The ACKS DW Paladin was built according to the rules in Player’s Companion, while the LL DW Paladin was simply adopted from JM’s house rules.

I’m considering keeping the ACKS Paladin instead of using Maliszewski’s version for Dwimmermount. However, I still would like Lawful Fighters to gain a boon while exploring Dwimmermount if they dedicate themselves to one of the gods at any of the sites that would originally change a PC’s class from Fighter to Paladin for doing so. Maybe granting them Sanctified Body. Any idea how much adopting the Paladin’s code of behavior/dedication should be worth in terms of granting additional class abilities? I might allow this approach to allow members of any class to become “dedicated” to one of the gods in this manner since it would no longer involve a change of class.

I would too; the ACKS Paladin is a bit more paladiny to me; and the special mount power seems less than optimal for a megadungeon-focused campaign (putting aside the fact the ‘special mount’ power has never sat well with me).

Pg 42 in DW; there’s a sidebar stating that the code was worth an additional power at 1st level; this was traded for a power at 4th and 10th for the DW paladin; your choice would be whether give the player one thing immediately or you make them gain a level or so by placing multiple powers at later levels - so they have to continue to earn favor.

The ACKS Player’s Companion has all the rules on how that works; the custom tradeoff rules on page 92. Trading off an initial power for two later powers has an option for all levels from 2-7; so you could even do a variable gain based on whatever level the character was when he or she dedicated themselves; if they’re 4th level, then do a power at 5th and 9th.

Hey, Alex - I hate to say I’ve just now noticed this, but the sidebar states the DW Paladin is HD Value 2, and the table has d6 hit points. (fresh download from RPGNow).

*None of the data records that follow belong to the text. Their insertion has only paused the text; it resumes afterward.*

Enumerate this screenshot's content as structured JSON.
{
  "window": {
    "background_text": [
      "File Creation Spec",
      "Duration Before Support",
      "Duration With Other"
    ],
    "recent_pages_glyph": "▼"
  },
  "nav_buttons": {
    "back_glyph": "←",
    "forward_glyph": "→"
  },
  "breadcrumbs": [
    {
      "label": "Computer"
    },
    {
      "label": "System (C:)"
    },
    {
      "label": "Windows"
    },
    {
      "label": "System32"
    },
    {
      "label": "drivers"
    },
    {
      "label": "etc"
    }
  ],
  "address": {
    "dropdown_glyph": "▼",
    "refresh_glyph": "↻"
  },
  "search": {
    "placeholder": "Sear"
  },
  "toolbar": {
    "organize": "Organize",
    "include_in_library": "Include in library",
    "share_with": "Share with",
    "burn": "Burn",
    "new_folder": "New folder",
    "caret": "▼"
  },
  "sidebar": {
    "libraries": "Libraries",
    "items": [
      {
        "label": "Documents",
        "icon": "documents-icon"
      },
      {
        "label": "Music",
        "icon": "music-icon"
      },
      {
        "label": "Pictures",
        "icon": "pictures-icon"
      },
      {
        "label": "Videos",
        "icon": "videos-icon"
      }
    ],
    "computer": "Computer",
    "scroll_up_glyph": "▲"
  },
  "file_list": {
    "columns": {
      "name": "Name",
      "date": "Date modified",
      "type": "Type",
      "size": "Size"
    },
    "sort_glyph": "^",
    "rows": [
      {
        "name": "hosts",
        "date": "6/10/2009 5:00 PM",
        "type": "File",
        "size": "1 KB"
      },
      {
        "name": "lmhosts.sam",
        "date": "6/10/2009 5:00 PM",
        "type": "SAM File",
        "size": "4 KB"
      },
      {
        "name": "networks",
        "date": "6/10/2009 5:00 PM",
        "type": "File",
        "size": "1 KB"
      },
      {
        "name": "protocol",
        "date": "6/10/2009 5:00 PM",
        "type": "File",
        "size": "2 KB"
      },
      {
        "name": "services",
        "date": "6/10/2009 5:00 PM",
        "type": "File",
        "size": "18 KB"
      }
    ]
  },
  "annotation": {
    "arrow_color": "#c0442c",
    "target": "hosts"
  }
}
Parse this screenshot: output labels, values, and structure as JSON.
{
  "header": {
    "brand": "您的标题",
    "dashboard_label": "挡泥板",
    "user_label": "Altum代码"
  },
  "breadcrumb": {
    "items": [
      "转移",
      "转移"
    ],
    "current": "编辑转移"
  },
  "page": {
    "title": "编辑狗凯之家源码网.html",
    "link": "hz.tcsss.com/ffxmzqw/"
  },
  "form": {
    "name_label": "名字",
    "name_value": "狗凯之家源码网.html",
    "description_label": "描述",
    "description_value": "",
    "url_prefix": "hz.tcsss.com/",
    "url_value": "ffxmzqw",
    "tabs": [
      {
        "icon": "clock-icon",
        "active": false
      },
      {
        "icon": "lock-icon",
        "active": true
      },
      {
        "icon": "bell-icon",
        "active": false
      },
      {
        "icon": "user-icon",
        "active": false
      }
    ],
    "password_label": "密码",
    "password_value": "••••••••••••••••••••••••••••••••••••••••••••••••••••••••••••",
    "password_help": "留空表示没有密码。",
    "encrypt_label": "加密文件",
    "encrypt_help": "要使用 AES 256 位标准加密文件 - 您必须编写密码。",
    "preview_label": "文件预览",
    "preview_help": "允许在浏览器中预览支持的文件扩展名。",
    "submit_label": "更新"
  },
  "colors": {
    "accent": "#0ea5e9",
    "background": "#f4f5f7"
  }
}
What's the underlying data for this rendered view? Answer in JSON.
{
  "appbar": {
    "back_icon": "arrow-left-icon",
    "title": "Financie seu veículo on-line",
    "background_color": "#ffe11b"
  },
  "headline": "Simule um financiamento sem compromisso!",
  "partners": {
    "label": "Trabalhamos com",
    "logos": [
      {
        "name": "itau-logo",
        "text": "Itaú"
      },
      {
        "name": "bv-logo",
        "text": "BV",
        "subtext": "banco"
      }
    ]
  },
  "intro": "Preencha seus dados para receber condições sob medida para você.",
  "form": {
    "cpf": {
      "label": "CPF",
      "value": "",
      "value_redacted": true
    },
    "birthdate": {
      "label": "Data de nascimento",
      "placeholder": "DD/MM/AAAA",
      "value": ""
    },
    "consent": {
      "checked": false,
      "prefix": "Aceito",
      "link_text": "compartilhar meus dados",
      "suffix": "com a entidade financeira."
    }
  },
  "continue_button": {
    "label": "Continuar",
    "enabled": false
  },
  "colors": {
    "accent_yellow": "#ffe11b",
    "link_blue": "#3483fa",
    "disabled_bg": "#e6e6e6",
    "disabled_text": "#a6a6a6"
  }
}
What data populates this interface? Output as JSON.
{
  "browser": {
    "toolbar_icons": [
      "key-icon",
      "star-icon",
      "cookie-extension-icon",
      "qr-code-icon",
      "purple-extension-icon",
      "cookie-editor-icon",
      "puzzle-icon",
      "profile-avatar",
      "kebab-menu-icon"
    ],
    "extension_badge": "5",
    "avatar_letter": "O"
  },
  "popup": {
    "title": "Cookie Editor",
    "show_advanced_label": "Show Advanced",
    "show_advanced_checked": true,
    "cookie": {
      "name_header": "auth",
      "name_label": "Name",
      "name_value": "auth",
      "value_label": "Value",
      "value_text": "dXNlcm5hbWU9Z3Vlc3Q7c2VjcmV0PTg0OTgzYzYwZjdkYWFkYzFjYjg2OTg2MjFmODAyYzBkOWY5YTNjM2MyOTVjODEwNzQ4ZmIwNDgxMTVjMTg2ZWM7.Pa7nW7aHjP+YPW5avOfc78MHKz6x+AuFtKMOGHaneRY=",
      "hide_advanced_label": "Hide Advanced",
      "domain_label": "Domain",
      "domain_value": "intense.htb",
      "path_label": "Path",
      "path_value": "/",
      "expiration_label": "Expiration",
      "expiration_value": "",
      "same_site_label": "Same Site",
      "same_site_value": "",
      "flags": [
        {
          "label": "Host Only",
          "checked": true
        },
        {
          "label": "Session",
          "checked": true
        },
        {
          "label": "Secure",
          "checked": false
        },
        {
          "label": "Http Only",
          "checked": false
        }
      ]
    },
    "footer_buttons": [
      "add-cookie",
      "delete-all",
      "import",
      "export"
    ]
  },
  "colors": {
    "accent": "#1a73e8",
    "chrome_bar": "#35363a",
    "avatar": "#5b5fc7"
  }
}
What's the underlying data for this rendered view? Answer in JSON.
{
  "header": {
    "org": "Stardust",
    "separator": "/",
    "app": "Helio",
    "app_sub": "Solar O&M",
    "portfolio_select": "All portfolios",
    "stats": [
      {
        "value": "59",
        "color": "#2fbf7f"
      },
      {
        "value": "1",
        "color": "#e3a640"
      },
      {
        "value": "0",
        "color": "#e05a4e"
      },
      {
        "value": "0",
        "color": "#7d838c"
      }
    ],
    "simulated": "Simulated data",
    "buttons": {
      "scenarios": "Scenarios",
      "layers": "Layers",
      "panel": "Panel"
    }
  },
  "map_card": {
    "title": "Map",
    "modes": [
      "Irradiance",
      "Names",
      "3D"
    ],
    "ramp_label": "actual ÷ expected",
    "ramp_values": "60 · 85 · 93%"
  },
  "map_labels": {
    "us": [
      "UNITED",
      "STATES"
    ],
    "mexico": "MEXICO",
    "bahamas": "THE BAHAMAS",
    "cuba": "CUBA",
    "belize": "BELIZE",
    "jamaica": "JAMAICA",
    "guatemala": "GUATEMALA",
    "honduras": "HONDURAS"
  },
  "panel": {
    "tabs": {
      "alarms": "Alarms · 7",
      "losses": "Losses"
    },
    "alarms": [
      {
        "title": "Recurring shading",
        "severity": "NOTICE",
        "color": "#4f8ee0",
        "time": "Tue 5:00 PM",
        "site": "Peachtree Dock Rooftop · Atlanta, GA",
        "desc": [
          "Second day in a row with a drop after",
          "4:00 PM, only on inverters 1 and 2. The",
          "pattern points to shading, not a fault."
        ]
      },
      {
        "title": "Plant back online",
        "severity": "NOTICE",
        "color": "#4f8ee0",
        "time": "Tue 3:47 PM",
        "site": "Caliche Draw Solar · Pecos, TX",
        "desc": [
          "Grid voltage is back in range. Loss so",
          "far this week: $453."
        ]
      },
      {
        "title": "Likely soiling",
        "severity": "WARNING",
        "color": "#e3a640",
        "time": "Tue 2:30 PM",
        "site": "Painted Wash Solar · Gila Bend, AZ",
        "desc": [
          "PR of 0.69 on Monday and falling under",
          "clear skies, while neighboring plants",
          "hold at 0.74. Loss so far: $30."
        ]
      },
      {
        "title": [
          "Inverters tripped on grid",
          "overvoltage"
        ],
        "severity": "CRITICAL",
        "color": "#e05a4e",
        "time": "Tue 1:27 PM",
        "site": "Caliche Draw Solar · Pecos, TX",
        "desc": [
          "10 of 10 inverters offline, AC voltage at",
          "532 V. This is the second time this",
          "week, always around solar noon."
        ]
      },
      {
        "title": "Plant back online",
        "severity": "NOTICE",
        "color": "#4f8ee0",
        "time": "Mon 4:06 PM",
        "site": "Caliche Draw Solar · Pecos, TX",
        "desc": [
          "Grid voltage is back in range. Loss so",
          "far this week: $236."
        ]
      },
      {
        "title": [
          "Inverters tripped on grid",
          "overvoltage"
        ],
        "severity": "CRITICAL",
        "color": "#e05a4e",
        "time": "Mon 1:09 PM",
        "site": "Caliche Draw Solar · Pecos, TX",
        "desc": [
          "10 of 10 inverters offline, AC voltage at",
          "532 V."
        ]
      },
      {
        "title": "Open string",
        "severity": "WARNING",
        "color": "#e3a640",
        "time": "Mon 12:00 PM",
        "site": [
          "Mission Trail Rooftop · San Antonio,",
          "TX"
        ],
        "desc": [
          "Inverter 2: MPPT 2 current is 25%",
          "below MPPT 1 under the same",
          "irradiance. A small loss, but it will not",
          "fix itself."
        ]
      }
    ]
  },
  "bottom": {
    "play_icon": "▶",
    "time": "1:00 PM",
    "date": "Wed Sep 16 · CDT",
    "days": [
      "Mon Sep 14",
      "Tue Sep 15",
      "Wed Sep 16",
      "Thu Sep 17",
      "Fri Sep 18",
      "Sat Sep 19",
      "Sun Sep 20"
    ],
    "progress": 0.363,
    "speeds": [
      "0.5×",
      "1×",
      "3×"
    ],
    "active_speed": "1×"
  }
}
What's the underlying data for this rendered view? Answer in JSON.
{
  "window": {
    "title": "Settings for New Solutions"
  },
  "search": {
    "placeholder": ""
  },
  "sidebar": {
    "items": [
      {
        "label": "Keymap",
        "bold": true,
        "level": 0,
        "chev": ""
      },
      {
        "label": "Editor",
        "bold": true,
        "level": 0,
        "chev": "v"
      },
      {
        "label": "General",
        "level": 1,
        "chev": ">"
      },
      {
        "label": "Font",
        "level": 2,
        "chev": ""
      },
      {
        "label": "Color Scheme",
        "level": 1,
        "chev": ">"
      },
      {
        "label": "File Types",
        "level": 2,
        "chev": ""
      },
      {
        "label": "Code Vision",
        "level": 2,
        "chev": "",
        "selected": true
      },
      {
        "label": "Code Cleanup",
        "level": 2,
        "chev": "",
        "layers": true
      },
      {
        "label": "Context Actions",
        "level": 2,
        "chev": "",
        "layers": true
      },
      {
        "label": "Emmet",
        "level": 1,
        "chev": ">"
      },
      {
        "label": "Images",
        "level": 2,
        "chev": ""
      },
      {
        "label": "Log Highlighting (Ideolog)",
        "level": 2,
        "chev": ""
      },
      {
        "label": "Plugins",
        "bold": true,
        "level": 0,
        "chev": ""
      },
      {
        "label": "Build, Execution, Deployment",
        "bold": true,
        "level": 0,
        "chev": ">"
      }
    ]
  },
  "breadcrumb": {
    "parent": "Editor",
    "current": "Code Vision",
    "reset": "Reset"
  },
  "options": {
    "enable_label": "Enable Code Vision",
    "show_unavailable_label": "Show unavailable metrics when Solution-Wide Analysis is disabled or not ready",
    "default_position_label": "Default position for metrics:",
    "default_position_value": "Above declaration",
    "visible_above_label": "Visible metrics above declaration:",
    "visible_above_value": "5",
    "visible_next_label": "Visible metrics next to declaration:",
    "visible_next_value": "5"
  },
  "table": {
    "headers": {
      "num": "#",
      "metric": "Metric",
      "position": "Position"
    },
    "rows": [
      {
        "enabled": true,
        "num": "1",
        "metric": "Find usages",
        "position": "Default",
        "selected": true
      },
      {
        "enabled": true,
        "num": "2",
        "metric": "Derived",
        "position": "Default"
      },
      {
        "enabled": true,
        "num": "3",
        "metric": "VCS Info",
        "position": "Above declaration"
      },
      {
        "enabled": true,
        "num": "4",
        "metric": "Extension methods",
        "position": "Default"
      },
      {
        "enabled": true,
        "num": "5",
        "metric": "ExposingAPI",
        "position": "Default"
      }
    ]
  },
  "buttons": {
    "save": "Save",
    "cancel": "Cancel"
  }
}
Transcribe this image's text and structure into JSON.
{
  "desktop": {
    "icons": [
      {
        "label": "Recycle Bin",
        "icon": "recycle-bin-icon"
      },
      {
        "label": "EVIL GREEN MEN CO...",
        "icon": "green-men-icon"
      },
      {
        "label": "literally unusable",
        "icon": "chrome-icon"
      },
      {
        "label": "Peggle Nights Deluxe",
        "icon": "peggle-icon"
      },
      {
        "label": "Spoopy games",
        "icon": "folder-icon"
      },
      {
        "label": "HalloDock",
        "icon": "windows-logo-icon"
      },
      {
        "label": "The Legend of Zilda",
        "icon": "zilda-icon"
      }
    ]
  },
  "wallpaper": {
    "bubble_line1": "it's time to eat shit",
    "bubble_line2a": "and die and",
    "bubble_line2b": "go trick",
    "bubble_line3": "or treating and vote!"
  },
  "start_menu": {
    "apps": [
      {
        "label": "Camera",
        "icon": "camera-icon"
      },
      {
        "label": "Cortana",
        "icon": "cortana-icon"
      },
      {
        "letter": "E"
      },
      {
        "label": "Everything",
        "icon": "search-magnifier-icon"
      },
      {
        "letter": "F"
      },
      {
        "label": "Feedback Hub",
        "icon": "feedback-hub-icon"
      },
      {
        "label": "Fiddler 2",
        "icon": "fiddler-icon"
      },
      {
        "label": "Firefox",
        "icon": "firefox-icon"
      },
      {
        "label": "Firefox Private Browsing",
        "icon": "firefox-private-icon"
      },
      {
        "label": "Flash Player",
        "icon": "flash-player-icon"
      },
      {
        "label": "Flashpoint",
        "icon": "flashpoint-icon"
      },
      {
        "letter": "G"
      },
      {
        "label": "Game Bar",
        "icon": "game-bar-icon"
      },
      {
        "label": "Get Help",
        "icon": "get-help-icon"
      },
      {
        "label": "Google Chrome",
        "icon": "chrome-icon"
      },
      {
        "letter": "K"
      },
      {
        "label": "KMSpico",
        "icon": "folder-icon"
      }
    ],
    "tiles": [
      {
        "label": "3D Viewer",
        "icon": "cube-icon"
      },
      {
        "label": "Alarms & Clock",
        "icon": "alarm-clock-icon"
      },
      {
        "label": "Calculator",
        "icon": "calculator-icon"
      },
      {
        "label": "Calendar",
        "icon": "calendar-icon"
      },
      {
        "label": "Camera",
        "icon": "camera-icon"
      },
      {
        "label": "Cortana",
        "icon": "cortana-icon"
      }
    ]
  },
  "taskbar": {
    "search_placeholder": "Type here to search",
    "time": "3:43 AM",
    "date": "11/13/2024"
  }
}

Thanks, I missed that sidebar. So, I’m going to retain the ACKS original paladin class. In addition, I’m replacing the opportunity for Lawful fighters to become paladins in the Temple of Law, from Hu P’an or from Jin Tai with the opportunity for any Lawful character (including non-humans) to become an ‘Apostle of Law’ so long as their character class has no levels of Divine Value, nor is a paladin.

When a character becomes an apostle he gives up any patron god he may have already had, and instead dedicates himself to the principle of Law in the service of Good. The apostle must follow the moral code as given in the fifth and sixth paragraphs of the description of the variant paladin class given on page 42 of the ACKS version of Dwimmermount, with one exception. The number of magic items the character may retain twelve magic items of any type. An apostle who fails to follow this moral code loses the benefits of being an apostle, though this status may be regained in the manner outlined in the seventh paragraph of the variant paladin description, i.e. atonements, quests, etc.

In return for adopting the moral code of the apostle the character may lay on hands. If the character already has the ability to lay on hands he can still choose to take this ability again to gain the ability to lay on hands one additional time per day, or in place of the lay on hands ability the character can choose to gain the aura of protection. If the character already has both the abilities to lay on hands and aura of protection they then instead are granted divine health. Finally if the character already has lay on hands, aura of protection and divine health they are granted the ability to detect evil.